Starting this week, Uber Eats customers in Center City may see a new delivery option: an autonomous robot. Bot appétit, you might say.

The wheeled vehicles, by Avride, are designed to carry food orders over short distances on city sidewalks. Philadelphia is Uber Eats’ 12th city, including Los Angeles, Miami, Jersey City, Chicago, Austin, and Dallas, to get the robots.

Uber said about two dozen restaurants have signed up so far to share a small fleet of robots now on the ground; more are expected as the zone expands beyond Center City. Uber said the service will operate daily from 10 a.m. to 10 p.m.

Uber declined to specify which restaurants are participating in the program, as well as its delivery area in Center City.

The battery-powered robots — which cost about $15,000 each — are about the size of a tailgate cooler, weigh roughly 150 pounds empty, and are built to travel up to about 2 miles. Uber says they can travel as fast as 5 miles per hour, carry up to 55 pounds, and run for as long as 12 hours between charges.

The bots rely on a mix of LiDAR, ultrasonic sensors, radar, and cameras to detect obstacles and move safely. Try picking one up and putting it in the back of a pickup, for example, and Uber’s monitors will track it down and have video evidence, the company said.

For customers who opt for robo-delivery (offered if available), the process is pretty straightforward: After an order is placed, a robot arrives at the restaurant, a worker loads the food into a locked compartment, and the customer tracks the trip in real time through the Uber Eats app. The customer gets a notification when the robot arrives and unlocks the compartment through the app. The droids cannot climb stairs or ride elevators. They will wait outside for up to 10 minutes, Uber said.

There is no extra fee for robot delivery, and the bots do not take tips.

Uber put a robot through its paces Tuesday at Carter’s Cheesesteaks by Garci in Chinatown, where owner Lavelle “Garci” Peterkin placed a bag of sandwiches inside a robot and locked it. An Uber employee directed the robot down the sidewalk for cameras as passersby grinned.

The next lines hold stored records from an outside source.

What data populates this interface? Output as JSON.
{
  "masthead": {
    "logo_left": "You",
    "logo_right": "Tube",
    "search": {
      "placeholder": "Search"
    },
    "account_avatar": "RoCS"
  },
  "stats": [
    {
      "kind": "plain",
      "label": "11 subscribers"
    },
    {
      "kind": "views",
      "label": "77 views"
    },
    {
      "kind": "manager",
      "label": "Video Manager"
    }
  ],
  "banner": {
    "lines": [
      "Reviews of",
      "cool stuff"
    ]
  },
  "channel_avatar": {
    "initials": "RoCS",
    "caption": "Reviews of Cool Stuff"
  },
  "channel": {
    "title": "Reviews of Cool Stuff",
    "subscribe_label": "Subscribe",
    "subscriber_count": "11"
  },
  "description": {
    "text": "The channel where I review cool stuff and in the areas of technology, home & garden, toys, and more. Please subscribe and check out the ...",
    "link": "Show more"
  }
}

Megan Jensen, head of autonomous delivery operations at Uber, said the robots can navigate in all kinds of weather. “We first rolled out the robots in Jersey City in the dead of winter,” she said. If weather or sidewalk conditions make a trip impossible, she said, the robot simply stays put and the delivery is routed to a traditional courier instead.

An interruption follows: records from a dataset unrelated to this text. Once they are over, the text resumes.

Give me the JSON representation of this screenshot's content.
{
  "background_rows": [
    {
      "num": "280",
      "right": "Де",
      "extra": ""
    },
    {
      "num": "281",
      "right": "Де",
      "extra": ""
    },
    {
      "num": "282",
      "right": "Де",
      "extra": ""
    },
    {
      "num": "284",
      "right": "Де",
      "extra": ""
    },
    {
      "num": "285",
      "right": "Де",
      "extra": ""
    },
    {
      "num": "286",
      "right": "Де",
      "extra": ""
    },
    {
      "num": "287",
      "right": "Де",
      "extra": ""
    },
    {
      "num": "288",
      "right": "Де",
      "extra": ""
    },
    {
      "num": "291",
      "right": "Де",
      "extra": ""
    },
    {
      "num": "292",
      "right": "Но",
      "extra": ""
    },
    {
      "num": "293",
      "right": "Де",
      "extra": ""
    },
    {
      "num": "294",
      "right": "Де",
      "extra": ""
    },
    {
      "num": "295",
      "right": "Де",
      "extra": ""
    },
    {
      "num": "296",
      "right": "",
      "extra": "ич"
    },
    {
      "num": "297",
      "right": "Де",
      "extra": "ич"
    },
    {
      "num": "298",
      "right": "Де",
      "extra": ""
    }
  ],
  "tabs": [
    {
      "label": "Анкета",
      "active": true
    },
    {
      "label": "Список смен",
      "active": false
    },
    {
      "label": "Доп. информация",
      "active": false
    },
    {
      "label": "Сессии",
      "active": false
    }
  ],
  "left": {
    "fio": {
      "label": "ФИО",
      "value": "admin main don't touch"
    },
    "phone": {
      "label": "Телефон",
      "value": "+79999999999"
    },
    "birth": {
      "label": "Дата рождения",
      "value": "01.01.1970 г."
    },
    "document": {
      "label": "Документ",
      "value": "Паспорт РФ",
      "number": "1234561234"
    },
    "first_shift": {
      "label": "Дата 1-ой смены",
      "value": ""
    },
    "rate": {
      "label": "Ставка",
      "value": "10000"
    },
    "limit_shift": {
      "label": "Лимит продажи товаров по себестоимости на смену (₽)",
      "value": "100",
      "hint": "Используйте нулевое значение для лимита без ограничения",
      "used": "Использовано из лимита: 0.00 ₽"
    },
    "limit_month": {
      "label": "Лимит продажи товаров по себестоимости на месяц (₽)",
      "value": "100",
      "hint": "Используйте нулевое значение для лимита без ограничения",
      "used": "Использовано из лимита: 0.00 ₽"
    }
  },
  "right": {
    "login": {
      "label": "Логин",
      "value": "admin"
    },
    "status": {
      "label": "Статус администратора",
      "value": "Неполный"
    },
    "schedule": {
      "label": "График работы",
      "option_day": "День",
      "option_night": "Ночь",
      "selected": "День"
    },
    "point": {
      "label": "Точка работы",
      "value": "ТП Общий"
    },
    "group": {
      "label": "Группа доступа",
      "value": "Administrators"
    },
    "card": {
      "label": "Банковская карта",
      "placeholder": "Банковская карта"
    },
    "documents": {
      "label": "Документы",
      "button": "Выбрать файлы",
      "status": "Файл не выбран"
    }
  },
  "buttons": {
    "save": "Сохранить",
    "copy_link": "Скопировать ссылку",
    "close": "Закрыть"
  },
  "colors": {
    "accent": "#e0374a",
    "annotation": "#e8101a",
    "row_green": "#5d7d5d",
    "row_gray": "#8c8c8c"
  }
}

Uber says the robots are not meant to replace human delivery drivers. “The goal is not to eliminate traditional couriers,” Jensen said. “Autonomous robots can’t complete every delivery; they serve one segment of the market.”

Philadelphia’s sidewalks may prove navigable enough. Whether Philadelphians readily embrace the newcomers is another question. This is, after all, the city where hitchBOT — the cheerful, cross-country robot traveler — met its American end on a Philadelphia sidewalk in 2015.

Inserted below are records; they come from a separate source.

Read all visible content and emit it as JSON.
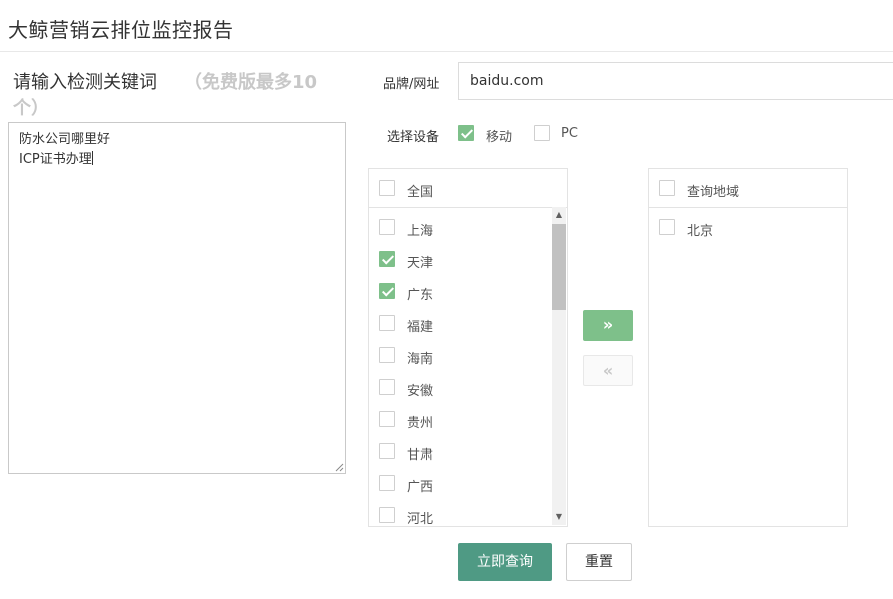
{
  "header": {
    "title": "大鲸营销云排位监控报告"
  },
  "keywords": {
    "label": "请输入检测关键词",
    "hint_line1": "（免费版最多10",
    "hint_line2": "个）",
    "lines": [
      "防水公司哪里好",
      "ICP证书办理"
    ]
  },
  "brand": {
    "label": "品牌/网址",
    "value": "baidu.com"
  },
  "device": {
    "label": "选择设备",
    "options": [
      {
        "label": "移动",
        "checked": true
      },
      {
        "label": "PC",
        "checked": false
      }
    ]
  },
  "source_regions": {
    "header_label": "全国",
    "items": [
      {
        "label": "上海",
        "checked": false
      },
      {
        "label": "天津",
        "checked": true
      },
      {
        "label": "广东",
        "checked": true
      },
      {
        "label": "福建",
        "checked": false
      },
      {
        "label": "海南",
        "checked": false
      },
      {
        "label": "安徽",
        "checked": false
      },
      {
        "label": "贵州",
        "checked": false
      },
      {
        "label": "甘肃",
        "checked": false
      },
      {
        "label": "广西",
        "checked": false
      },
      {
        "label": "河北",
        "checked": false
      }
    ]
  },
  "target_regions": {
    "header_label": "查询地域",
    "items": [
      {
        "label": "北京",
        "checked": false
      }
    ]
  },
  "transfer": {
    "right_symbol": "»",
    "left_symbol": "«"
  },
  "actions": {
    "query_label": "立即查询",
    "reset_label": "重置"
  },
  "colors": {
    "accent_green": "#7ec08a",
    "primary_button": "#4f9a84"
  }
}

Jensen said public curiosity has followed the robots everywhere. “People stop, they’re curious, and they have questions,” she said. Over time, she said, “as people get used to seeing robots in their neighborhoods, it becomes part of everyday delivery.”

Their arrival is helped by Pennsylvania law. Under the 2020 statute governing “personal delivery devices,” robots are treated as pedestrians. Operators apply through PennDOT for authorization, and cities have limited authority to regulate how, where, or whether they operate. Philadelphia can restrict them in specific places if they pose a safety hazard, but it cannot create a local licensing system or sweeping operating rules. The city did not immediately comment on the robots’ arrival.

That light regulatory touch has been part of the debate nationally. A recent NPR report found that while some people see delivery robots as cute or convenient, critics say they can clog sidewalks, create accessibility concerns, and roll into public space faster than cities can write rules for them.

Asked about pedestrian protections in dense areas such as Center City, PennDOT spokesperson Zachary Appleby said state law requires the devices to yield to pedestrians. Violations can bring fines ranging from $25 to $1,000.

Peterkin had been using human couriers for Uber Eats deliveries. Asked what he thought of having robots pick up his food, he replied: “If it means I sell more and people are happy, I’m all for it.”